Transferts monétaires inconditionnels (16 ECR en grappes, deux ECR, trois études contrôlées prospectives) : nous avons trouvé des données probantes d’un niveau de confiance élevée indiquant que les transferts monétaires inconditionnels améliorent la sécurité alimentaire et n'ont que peu ou pas d'incidence sur les fonctions cognitives et le développement, et des données probantes d’un niveau de confiance faible indiquant que les transferts monétaires inconditionnels pourraient accroître la diversité alimentaire et réduire le retard de croissance. Les données probantes étaient très incertaines quant aux effets des transferts monétaires inconditionnels sur la proportion des dépenses des ménages consacrées à l'alimentation et sur le gaspillage.

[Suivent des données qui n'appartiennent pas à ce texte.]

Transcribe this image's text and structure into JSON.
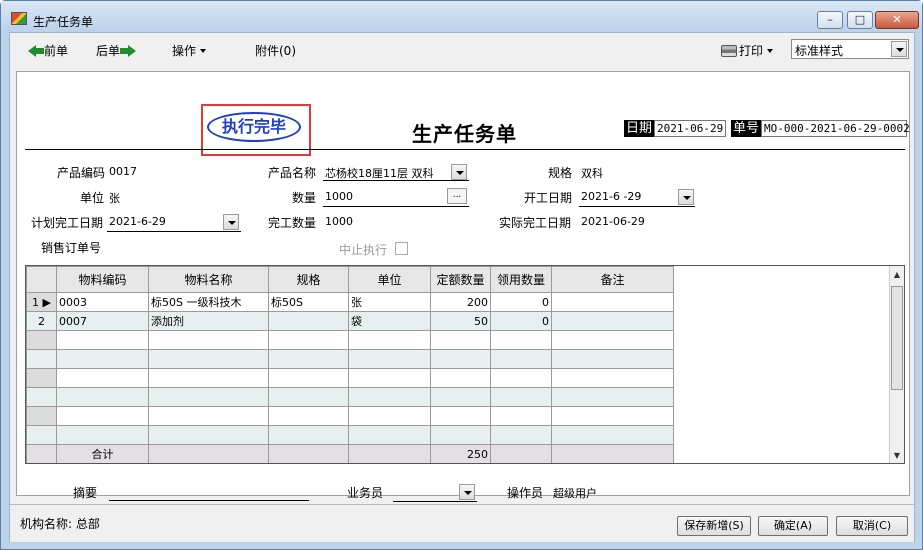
{
  "window": {
    "title": "生产任务单",
    "buttons": [
      "–",
      "□",
      "✕"
    ]
  },
  "toolbar": {
    "prev": "前单",
    "next": "后单",
    "ops": "操作",
    "attach": "附件(0)",
    "print": "打印",
    "style": "标准样式"
  },
  "header": {
    "seal": "执行完毕",
    "title": "生产任务单",
    "date_label": "日期",
    "date": "2021-06-29",
    "no_label": "单号",
    "no": "MO-000-2021-06-29-0002"
  },
  "fields": {
    "product_code_label": "产品编码",
    "product_code": "0017",
    "product_name_label": "产品名称",
    "product_name": "芯杨校18厘11层  双科",
    "spec_label": "规格",
    "spec": "双科",
    "unit_label": "单位",
    "unit": "张",
    "qty_label": "数量",
    "qty": "1000",
    "start_label": "开工日期",
    "start": "2021-6 -29",
    "plan_end_label": "计划完工日期",
    "plan_end": "2021-6-29",
    "done_qty_label": "完工数量",
    "done_qty": "1000",
    "actual_end_label": "实际完工日期",
    "actual_end": "2021-06-29",
    "so_label": "销售订单号",
    "stop_label": "中止执行"
  },
  "grid": {
    "headers": [
      "物料编码",
      "物料名称",
      "规格",
      "单位",
      "定额数量",
      "领用数量",
      "备注"
    ],
    "rows": [
      [
        "0003",
        "标50S  一级科技木",
        "标50S",
        "张",
        "200",
        "0",
        ""
      ],
      [
        "0007",
        "添加剂",
        "",
        "袋",
        "50",
        "0",
        ""
      ]
    ],
    "row_labels": [
      "1",
      "2"
    ],
    "total_label": "合计",
    "total_qty": "250"
  },
  "footer": {
    "summary_label": "摘要",
    "clerk_label": "业务员",
    "operator_label": "操作员",
    "operator": "超级用户"
  },
  "status": {
    "org": "机构名称: 总部",
    "save_new": "保存新增(S)",
    "ok": "确定(A)",
    "cancel": "取消(C)"
  }
}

En ce qui concerne les événements indésirables, les données probantes d'un essai indiquent que les transferts monétaires inconditionnels réduisent la proportion de nourrissons en surpoids.

Transferts monétaires conditionnels (neuf ECR en grappes, cinq études contrôlées prospectives) : nous avons trouvé des données probantes d’un niveau de confiance indiquant que les transferts monétaires conditionnels n'entraînent que peu ou pas de différence dans la proportion des dépenses alimentaires des ménages et qu'ils améliorent légèrement les fonctions cognitives des enfants ; des données probantes d’un niveau de confiance modéré indiquant que les transferts monétaires conditionnels améliorent probablement légèrement la diversité alimentaire et des données probantes d’un niveau de confiance faible indiquant qu'ils n'entraînent que peu ou pas de différence dans le retard de croissance ou l'émaciation. Les données sur les résultats négatifs (deux études contrôlées prospectives) montrent que les transferts monétaires conditionnels ne font aucune différence dans la proportion d'enfants en surpoids.

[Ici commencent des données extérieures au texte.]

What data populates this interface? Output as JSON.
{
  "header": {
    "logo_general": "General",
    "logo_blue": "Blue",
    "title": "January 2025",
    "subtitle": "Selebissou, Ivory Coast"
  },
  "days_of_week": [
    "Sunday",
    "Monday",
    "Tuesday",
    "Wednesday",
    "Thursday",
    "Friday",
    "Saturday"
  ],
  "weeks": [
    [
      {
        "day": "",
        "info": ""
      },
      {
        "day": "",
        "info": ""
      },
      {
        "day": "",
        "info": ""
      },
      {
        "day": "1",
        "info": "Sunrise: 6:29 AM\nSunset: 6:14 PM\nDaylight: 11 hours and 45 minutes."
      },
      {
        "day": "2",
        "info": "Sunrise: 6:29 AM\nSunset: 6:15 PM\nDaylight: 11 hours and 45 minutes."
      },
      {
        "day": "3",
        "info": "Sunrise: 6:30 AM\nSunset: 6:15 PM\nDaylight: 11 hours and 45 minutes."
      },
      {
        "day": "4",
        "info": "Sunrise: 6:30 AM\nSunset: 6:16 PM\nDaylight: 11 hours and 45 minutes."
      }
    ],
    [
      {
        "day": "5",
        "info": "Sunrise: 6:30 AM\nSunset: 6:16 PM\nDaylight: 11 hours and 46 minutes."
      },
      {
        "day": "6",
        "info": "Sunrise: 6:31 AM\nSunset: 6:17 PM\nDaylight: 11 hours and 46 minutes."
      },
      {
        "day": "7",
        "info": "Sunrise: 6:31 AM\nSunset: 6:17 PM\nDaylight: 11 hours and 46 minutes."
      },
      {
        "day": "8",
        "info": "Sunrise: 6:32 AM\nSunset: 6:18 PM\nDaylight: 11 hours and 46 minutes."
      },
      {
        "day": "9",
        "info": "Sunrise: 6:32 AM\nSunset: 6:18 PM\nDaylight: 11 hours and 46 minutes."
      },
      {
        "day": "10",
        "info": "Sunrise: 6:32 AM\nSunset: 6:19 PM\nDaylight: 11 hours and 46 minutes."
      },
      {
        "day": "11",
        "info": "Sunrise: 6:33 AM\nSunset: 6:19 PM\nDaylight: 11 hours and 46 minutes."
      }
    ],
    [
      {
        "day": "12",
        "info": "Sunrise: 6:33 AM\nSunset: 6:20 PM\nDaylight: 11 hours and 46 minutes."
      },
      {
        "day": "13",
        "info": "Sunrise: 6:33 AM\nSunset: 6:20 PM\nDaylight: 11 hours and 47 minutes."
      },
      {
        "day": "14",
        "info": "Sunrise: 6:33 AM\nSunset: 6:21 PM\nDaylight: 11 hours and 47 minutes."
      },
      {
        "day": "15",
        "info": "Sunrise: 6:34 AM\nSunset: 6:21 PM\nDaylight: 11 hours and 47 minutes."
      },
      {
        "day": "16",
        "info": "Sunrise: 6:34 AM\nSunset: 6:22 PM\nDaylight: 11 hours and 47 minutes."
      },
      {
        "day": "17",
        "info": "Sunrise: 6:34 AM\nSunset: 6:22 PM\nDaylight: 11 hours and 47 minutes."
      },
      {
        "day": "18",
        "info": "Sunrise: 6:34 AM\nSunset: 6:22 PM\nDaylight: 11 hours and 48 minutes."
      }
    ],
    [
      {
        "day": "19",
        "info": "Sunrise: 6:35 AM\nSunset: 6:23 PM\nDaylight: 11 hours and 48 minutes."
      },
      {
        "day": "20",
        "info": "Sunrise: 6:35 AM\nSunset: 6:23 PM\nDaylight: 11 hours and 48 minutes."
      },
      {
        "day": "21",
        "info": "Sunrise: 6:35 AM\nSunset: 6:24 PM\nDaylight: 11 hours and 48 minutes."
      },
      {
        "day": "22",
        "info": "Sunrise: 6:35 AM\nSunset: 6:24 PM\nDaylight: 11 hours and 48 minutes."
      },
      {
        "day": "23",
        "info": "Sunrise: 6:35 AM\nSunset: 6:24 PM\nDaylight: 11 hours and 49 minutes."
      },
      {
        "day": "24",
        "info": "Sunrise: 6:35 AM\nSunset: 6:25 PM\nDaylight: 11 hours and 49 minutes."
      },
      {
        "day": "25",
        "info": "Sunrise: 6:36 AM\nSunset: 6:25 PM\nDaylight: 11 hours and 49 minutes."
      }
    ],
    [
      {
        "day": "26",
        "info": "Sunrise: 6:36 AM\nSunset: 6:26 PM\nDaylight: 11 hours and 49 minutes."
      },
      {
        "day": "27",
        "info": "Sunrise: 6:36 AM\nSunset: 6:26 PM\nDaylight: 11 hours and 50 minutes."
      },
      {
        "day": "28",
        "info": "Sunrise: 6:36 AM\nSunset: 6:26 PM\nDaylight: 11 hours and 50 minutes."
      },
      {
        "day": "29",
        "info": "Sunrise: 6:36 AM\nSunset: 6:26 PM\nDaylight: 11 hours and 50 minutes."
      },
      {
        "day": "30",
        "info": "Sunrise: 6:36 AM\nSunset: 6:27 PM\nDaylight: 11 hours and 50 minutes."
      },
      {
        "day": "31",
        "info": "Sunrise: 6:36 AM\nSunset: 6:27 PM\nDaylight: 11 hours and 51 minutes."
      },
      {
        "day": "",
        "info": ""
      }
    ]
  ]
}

Interventions de génération de revenus (six ECR en grappes, 11 études contrôlées prospectives) : nous avons trouvé des données probantes d’un niveau de confiance modéré indiquant que les interventions de génération de revenus ne font probablement que peu ou pas de différence pour le retard de croissance ou l'émaciation ; et des données probantes d’un niveau de confiance faible indiquant qu'elles peuvent entraîner peu ou pas de différence pour la sécurité alimentaire ou qu'elles pourraient améliorer la diversité alimentaire chez les enfants, mais pas pour les ménages.

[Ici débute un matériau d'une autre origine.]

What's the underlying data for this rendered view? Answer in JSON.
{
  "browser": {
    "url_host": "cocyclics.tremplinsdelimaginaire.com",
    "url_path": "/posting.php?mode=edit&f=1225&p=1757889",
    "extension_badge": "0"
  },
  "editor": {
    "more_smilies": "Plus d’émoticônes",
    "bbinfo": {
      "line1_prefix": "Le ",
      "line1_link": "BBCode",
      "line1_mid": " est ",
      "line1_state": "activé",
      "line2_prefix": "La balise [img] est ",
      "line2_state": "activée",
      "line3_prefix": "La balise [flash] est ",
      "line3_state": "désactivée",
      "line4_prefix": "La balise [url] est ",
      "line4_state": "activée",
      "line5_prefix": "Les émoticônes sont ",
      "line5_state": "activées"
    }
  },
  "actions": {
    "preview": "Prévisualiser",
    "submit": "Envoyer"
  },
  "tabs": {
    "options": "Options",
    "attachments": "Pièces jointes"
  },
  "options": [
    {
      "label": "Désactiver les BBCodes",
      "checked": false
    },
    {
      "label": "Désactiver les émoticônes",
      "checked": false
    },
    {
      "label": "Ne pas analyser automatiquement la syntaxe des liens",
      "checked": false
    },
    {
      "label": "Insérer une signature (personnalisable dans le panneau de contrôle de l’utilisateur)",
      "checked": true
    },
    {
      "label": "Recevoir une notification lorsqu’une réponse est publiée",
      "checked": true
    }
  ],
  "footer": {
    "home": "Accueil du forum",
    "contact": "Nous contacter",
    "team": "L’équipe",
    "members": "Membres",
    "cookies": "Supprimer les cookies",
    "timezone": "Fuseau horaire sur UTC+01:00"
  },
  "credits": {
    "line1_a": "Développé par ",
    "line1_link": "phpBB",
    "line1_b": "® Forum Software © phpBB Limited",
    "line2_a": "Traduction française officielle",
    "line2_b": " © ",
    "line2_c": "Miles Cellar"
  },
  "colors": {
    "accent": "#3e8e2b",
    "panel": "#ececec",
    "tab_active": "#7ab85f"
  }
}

Interventions qui ont porté sur les prix des denrées alimentaires :

Bons d'alimentation (trois ECR en grappes, un ECR) : nous avons trouvé des données probantes d’un niveau de confiance modéré indiquant que les bons d'alimentation réduisent probablement le retard de croissance ; et des données probantes d’un niveau de confiance faible indiquant qu'ils pourraient améliorer légèrement la diversité alimentaire et pourraient n'entraîner que peu ou pas de différence dans le gaspillage.

Subventions alimentaires et nutritionnelles (un ECR en grappes, trois études contrôlées prospectives) : nous avons trouvé des données probantes d’un niveau de confiance faible indiquant que les subventions alimentaires et nutritionnelles pourraient améliorer la diversité alimentaire chez les écoliers. Les données probantes sont très incertaines quant aux effets sur les dépenses des ménages en aliments sains par rapport aux dépenses totales en nourriture (données probantes d’un niveau de confiance très faible).

Interventions qui ont porté sur l'environnement social :

Interventions de soutien social (un ECR en grappes, une étude contrôlée prospective) : nous avons trouvé des données probantes d’un niveau de confiance modéré indiquant que les subventions communautaires font probablement peu ou pas de différence pour le gaspillage ; des données probantes d’un niveau de confiance faible indiquant qu'elles pourraient faire peu ou pas de différence pour le retard de croissance. Les données probantes sont très incertaines quant aux effets de l'épargne et des prêts des villages sur la sécurité alimentaire et la diversité des régimes alimentaires.

Aucune des études incluses n'a abordé la catégorie d'intervention des changements d'infrastructure. En outre, aucune des études n'a fait état de l'un des principaux critères de jugement de cette étude, à savoir la prévalence de la sous-alimentation.